I opened the freezer this morning and what you see to the left is what I saw: not one, not two, but THREE loaves of frozen bread.
The practice of freezing bread is one of the many inexorable signs of the slide into Formerly.
I’m not talking about really good farmers market bread with olives or pecans that you can’t resist but know you won’t finish, so you freeze and enjoy it toasted with cream cheese and really good coffee on the weekend. That’s reasonable. What’s not is hoarding perfectly ordinary supermarket bread as if you and only you have reliable intelligence suggesting an impending shortage.

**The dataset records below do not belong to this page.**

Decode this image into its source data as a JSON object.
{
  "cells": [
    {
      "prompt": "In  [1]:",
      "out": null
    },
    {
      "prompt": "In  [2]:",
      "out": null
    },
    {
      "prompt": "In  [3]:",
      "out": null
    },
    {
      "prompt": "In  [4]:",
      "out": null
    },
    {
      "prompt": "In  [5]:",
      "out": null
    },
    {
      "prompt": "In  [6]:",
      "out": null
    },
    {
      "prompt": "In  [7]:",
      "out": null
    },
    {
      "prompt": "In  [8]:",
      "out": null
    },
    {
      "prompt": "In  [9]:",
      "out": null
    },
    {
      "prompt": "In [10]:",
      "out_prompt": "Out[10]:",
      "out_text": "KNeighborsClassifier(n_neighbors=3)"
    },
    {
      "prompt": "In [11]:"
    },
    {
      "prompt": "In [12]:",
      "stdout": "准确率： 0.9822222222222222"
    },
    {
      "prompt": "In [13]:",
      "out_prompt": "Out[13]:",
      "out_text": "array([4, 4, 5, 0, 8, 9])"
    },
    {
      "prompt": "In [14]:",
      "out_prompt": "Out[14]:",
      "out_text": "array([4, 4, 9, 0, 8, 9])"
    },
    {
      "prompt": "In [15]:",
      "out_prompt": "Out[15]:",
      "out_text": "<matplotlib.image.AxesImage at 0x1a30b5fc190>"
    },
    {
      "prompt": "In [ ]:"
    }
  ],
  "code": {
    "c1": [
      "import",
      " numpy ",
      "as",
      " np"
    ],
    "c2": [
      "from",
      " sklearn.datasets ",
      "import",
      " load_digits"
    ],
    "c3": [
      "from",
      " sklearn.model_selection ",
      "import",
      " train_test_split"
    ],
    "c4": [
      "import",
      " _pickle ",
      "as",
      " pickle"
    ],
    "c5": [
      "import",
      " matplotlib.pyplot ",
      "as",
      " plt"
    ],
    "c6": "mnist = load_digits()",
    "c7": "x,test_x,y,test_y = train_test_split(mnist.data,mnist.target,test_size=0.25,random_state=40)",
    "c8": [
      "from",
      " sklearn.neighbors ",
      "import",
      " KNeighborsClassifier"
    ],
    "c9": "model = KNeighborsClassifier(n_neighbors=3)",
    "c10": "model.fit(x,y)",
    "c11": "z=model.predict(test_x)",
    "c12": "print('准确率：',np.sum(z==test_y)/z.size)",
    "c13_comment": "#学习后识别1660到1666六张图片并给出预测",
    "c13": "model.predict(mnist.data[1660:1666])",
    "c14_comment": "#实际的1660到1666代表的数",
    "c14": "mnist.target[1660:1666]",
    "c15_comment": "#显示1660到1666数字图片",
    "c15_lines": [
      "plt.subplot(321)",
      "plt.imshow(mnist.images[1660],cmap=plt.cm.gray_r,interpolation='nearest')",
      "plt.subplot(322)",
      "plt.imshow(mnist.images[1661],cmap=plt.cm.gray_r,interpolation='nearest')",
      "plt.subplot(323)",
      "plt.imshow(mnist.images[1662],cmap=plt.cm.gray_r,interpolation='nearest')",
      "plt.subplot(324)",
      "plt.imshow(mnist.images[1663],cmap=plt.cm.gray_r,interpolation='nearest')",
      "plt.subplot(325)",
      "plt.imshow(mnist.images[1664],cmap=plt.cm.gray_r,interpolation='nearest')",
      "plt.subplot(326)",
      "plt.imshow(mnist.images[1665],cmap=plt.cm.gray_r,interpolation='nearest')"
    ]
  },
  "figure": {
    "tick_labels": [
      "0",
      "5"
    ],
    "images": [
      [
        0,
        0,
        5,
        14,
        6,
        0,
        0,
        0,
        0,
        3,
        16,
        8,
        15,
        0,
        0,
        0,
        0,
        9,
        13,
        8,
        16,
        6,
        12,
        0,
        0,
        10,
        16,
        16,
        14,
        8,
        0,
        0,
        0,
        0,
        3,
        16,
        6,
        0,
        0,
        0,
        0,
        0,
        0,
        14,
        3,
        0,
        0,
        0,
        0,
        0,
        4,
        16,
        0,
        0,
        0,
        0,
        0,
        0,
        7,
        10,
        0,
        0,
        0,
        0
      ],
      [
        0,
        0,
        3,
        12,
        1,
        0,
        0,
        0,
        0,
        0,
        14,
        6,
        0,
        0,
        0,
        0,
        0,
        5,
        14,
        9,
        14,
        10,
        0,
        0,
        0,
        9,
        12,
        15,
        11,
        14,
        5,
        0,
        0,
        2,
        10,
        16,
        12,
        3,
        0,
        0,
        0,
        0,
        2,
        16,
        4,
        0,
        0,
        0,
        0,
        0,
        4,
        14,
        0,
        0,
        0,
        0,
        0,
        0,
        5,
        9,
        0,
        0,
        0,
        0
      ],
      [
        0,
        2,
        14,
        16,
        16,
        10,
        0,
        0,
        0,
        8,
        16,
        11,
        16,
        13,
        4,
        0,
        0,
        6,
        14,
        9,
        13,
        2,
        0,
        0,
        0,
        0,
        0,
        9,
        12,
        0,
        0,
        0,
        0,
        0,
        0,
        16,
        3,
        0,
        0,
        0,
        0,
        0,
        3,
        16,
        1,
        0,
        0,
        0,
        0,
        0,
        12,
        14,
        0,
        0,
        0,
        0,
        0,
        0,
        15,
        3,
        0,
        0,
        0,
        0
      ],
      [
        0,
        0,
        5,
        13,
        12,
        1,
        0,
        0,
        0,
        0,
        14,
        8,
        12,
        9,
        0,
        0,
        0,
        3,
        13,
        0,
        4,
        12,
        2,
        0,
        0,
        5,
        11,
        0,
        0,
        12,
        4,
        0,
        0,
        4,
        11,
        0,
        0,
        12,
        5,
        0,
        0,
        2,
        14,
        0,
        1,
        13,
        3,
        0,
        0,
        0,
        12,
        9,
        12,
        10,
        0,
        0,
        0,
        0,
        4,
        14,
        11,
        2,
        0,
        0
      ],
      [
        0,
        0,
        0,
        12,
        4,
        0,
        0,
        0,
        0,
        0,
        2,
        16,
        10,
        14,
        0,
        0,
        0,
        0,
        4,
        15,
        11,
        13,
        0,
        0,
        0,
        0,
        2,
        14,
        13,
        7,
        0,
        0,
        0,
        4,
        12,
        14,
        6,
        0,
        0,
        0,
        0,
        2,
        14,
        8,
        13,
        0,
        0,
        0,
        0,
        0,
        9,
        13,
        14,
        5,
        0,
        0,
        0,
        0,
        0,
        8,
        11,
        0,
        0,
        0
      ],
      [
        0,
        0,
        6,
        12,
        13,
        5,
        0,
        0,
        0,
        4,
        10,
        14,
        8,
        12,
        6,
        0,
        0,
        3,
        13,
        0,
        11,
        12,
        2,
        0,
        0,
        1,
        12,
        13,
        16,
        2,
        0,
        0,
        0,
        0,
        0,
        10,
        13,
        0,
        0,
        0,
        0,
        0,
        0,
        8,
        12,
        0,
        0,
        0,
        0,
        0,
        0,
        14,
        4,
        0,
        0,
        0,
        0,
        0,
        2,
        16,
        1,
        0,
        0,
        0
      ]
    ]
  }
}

Why is this a sign of Formerlydom? Because it betrays an utterly irrational fear that at some point, you will go to the supermarket for bread, and–even though this has never happened in the history of your adult life–that day, when your need for bread is so acute, THERE WILL BE NO BREAD.
It may not occur to you on a conscious level, but somewhere in your Formerly lizard brain, your gathering instinct will kick in. You will be compelled against all reason, maybe thinking of long gone grandparents who lived through the depression, to grab not one, but two loaves of bread. “I’ll just freeze one in case we run out,” you think, and it will seem perfectly logical in the moment. I got news for you: It’s not.
If you have two Formerlies living together, both of whom shop for groceries, you wind up with a freezer like mine, with multiple rock solid bricks of Pepperidge Farm that can really hurt when they land on your toes.
I think this has to do with risk tolerance as we get older. Freezing bread is a very mild sign that your risk tolerance is decreasing; checking the weather more than once before you leave the house is another–remember when you were in your 20s, getting rained on was the least of your concerns, well after whether you had tan lines or if a guy called you the day after a date, that made him a refreshing non-game-player, or a psycho stalker loser on whom a background check should be run? Eventually you’re your parents, who won’t leave the house without knowing FOR CERTAIN that there’s easy parking at their destination. Winging it? Not an option.
I’m comfortable with my Formerly status, but I am going to try to resist buying any more bread for the time being, and then limit myself to one loaf at a time. It’s hardly living on the edge, risking running out of bread. But it’s something. I could use a little excitement in my life.